BOTTLES of urine were among more than 12 tonnes of rubbish removed from the A27.

They were picked up during a series of clean-ups of the Brighton section of the road, carried out by the city council and Highways England.

The two organisations worked together over five nights and cleared the busy road and its grassy verges of 12.5 tonnes of rubbish – equivalent to the weight of eight family sized cars.

Councillor Anne Pissaridou, chairwoman of the environment, transport and sustainability committee, said: “Our Cityclean staff and Highways England have done a great job.

“A total of 500 bags of litter were collected, plus all the other waste like metal signs and debris, showing the reality of how much waste people are throwing from their cars or dumping on the grassed areas.

“Removing the waste from the verges costs the council, and therefore council tax payers, a lot of money.

“We can do our best, but keeping verges clean and litter free is everyone’s responsibility and that means people must stop flytipping and throwing rubbish out of their cars. It’s irresponsible and antisocial.”

The rubbish included hundreds of different plastic items, TVs, metal signs, disposable drinking cups and other litter that people had either thrown from their vehicle or flytipped or that had been blown on to the grass verges.

There were dozens of bottles of urine thrown on to the verges by drivers not wanting to stop and find a public toilet.

Cllr Pissaridou praised the A27 Clean Up Campaign group, formed to highlight the issue and raise awareness of the amount of roadside litter and debris left along the road.

She said: “The group has been fantastic at highlighting the issue of litter and rubbish on the road, both at a local and national level. We will continue to work with them and Highways England to tackle the issue of A27 littering and flytipping.”

The night-time clean ups took place on March 5, 6, 9, 11 and 12 on the Brighton and Hove stretch of the road, which runs from Falmer junction to the Southwick tunnel. They covered a total of 13.6 miles.

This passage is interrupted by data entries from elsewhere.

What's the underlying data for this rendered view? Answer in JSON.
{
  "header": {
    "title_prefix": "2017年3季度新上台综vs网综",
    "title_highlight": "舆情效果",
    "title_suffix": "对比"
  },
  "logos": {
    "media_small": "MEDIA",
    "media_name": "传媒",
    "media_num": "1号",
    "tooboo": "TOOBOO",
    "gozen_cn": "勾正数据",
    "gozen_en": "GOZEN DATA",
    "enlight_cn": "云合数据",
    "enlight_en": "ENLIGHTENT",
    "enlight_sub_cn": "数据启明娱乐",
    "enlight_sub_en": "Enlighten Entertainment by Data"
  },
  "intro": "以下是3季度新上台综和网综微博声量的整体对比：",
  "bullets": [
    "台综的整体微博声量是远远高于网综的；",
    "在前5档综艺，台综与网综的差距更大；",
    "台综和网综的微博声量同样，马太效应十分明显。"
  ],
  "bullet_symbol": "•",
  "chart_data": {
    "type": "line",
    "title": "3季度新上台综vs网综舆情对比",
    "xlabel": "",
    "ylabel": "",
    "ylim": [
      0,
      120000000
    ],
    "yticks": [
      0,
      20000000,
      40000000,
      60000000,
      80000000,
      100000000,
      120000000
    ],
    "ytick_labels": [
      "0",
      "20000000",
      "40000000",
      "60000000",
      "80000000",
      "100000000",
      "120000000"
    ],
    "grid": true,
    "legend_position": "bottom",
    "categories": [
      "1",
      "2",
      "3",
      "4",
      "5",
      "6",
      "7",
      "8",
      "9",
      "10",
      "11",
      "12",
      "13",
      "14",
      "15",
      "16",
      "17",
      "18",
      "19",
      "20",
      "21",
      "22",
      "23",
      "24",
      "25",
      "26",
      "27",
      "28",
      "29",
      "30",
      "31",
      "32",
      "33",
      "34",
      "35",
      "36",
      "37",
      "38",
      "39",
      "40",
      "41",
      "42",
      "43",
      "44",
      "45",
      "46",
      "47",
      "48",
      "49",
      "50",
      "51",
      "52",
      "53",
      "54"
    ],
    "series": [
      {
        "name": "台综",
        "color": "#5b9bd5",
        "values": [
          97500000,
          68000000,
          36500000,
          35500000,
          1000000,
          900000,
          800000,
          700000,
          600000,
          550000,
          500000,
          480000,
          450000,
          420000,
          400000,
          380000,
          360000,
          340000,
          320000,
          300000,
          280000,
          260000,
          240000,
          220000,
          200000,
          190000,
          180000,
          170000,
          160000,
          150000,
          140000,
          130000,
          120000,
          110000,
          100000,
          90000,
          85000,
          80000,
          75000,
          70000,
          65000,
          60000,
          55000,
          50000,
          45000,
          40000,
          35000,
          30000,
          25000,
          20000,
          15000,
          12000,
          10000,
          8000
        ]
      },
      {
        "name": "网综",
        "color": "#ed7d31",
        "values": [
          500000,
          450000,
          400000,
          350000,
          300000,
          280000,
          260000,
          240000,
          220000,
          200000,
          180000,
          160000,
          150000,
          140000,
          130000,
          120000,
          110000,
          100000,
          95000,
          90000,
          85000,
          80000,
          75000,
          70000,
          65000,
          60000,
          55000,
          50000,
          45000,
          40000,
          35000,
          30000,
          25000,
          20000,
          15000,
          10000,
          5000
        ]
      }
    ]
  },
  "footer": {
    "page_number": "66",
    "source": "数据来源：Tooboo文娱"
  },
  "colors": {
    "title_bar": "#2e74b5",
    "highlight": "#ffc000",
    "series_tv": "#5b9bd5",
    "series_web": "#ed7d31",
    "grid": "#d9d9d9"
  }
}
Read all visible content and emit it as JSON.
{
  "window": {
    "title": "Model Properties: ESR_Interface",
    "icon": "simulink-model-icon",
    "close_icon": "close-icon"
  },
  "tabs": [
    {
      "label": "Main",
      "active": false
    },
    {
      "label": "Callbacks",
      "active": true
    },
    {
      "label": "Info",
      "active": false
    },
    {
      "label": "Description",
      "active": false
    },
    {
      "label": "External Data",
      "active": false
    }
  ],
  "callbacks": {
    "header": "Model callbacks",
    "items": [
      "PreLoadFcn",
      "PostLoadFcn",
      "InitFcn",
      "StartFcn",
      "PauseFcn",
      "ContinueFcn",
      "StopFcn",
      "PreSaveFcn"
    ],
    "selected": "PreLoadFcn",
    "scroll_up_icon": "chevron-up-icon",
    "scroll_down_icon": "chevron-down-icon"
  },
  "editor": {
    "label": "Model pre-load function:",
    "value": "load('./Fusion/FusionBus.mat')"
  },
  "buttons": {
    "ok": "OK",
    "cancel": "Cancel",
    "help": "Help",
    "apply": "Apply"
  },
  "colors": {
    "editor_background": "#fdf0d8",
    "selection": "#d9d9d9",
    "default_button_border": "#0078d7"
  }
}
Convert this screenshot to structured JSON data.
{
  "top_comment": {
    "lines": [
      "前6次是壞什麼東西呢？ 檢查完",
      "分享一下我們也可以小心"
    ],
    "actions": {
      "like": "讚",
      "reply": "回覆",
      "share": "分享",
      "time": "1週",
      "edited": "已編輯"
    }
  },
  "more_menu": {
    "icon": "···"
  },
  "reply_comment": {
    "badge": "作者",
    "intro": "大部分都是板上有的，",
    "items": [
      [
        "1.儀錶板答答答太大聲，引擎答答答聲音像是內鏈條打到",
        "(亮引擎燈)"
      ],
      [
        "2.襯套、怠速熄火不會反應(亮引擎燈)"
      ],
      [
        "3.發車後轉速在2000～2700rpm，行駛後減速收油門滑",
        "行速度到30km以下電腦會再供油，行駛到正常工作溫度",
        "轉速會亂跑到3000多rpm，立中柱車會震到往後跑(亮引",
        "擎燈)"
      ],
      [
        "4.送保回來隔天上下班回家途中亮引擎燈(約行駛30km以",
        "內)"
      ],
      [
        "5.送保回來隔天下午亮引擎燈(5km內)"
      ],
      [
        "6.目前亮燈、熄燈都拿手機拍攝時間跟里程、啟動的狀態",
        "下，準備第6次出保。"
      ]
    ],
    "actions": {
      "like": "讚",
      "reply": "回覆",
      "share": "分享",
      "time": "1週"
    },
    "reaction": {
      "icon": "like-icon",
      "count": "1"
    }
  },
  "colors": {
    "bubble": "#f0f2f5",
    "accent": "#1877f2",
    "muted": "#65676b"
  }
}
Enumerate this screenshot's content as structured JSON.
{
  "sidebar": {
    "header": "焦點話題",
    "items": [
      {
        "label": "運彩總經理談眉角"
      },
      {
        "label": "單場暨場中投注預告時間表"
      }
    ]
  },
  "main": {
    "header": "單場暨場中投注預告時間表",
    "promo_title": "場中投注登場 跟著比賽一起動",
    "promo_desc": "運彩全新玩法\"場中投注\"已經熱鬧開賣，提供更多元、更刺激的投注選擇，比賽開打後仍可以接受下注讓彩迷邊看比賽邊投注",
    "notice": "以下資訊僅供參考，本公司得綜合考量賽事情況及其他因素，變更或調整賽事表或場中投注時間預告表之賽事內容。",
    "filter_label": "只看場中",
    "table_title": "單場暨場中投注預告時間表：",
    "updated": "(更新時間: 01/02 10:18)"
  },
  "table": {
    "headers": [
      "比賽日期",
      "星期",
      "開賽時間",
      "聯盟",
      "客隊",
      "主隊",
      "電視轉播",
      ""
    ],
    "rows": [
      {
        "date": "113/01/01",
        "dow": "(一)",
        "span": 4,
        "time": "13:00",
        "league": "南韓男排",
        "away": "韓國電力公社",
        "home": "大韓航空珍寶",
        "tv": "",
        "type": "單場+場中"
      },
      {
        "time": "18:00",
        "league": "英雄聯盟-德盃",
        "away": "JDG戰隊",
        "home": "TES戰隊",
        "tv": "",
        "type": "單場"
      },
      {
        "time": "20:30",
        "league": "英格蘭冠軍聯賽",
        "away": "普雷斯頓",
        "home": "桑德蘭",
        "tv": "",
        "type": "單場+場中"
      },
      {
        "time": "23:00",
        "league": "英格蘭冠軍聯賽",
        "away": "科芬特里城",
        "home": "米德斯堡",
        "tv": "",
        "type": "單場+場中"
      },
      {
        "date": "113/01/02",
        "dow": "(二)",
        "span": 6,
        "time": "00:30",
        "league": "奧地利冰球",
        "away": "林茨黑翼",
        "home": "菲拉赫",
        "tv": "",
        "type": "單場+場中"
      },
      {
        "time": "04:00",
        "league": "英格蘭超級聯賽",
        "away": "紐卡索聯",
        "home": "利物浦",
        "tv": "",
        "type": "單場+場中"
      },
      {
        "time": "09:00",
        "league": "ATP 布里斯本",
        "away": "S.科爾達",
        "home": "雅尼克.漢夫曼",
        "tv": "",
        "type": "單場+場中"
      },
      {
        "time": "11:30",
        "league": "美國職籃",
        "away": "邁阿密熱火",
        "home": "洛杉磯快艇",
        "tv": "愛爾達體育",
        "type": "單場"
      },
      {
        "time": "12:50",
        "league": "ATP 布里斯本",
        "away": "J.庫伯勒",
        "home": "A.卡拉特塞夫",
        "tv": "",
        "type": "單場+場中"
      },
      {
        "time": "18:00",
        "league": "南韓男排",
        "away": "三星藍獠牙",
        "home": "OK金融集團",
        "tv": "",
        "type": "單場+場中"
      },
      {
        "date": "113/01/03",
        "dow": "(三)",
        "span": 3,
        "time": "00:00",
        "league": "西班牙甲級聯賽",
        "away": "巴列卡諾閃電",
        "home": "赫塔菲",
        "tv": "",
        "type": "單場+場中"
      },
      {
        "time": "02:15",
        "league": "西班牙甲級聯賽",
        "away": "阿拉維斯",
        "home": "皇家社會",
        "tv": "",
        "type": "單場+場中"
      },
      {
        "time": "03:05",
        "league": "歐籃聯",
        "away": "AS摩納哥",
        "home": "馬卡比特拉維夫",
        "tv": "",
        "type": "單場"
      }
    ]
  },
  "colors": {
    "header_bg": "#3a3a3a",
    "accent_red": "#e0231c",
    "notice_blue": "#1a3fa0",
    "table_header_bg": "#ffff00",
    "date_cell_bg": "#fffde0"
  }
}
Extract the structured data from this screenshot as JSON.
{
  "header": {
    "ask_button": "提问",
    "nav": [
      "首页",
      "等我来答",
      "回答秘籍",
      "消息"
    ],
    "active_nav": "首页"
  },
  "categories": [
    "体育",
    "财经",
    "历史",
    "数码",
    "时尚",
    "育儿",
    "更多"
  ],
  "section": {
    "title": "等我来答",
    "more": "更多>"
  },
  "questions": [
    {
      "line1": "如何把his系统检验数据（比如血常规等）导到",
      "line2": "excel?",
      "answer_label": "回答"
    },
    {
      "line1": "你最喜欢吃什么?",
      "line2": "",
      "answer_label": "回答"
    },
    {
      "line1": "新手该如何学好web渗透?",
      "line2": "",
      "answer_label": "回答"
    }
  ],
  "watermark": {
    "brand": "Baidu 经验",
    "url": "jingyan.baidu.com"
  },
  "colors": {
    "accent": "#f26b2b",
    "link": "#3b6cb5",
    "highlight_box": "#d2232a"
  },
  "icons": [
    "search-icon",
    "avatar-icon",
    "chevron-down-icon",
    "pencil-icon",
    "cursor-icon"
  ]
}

The crews worked from 10pm until 4am, when the traffic was quieter.

The council receives no funding for clearing the verges of litter and rubbish so residents pick up the cost.

The A27 is owned by Highways England, which is a Government company. It is responsible for maintenance of the road plus the grass cutting on the verges and central reservations.

Anup Shrestha, of Highways England, said: “Litter is an important issue for Highways England, it’s not only unsightly and a risk to wildlife but clearing it from the roadside exposes workers to significant risk.”